El luchador cristiano sería «vencedor» si resistiera imbatido los ataques del enemigo; pero es más; en medio de todas las vicisitudes y padecimientos encuentra la gracia de Dios para convertir los padecimientos pasivos en acción, los aguijones en armas espirituales. El propio apóstol Pablo vivió esa experiencia encarcelado en Filipos durante su segundo viaje misionero, y también en Troas cuando sufría atormentado por la ansiedad al pensar en los posibles problemas de la naciente iglesia de Corinto. Temía que Satanás tuviese alguna ventaja en aquella situación, pero pronto sus dudas y temores se desvanecieron de modo que pudo escribir: «A Dios gracias, el cual nos lleva siempre en triunfo en Cristo Jesús y por medio de nosotros manifiesta en todo lugar el olor de su conocimiento» (2 Co. 2:14).

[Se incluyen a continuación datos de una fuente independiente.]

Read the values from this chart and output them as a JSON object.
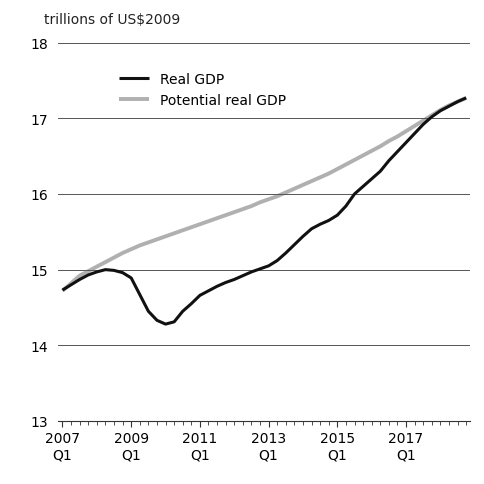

Desde la predestinación eterna hasta la glorificación, todo es un entrelazamiento de circunstancias y acontecimientos controlados o impulsados por Dios en la realización de su propósito eterno. «En toda la incertidumbre que caracteriza esta vida terrenal, hay algo que es absolutamente firme y seguro, a saber, la elección por parte de Dios y el amor de Cristo. Ambas cosas son igualmente eternas e inalterables» (Anders Nygren). Esta certeza es la que ha animado a los mártires de todos los tiempos, la que inspiró a los hugonotes franceses para cantar su famoso himno «Plus que vainqeurs...» («Más que vencedores»). Aún hoy es cantado por muchos protestantes en diversos países de Europa. Con su versión en español concluimos nuestro cántico:

¡Más que vencer!» Tal es nuestra divisa,
nuestra bandera en la persecución.
Para la fe no hay batalla indecisa.
Para el cristiano no hay condenación.

¡Ánimo, amigos! Poder invisible
Nos comunica Jesús por su cruz.
El Rey de reyes es Jefe invencible:
!Más que vencer...! ¡Por la muerte a la luz!

José M. Martínez
 

Grandes Cánticos de la BibliaEste tema es la segunda parte de la serie «Más que vencedores». Esta serie reproduce de forma parcial el capítulo 9 del libro Grandes Cánticos de la Biblia, de José M. Martínez, publicado recientemente.

Nos ha parecido bien iniciar este año con uno de los más formidables cánticos de victoria del Nuevo Testamento. Cuando se ciernen negros nubarrones a nuestro alrededor -en especial, por la inseguridad económica mundial-, es necesario alzar los ojos a Aquel que es la luz de este mundo.

Por otro lado, la prolongada enfermedad del autor en estos pasados meses hace que este escrito cobre una dimensión autobiográfica que lo enriquece. En palabras del propio José M. Martínez, «he podido experimentar de nuevo en mi vida que ninguna tribulación nos puede separar de Cristo Jesús».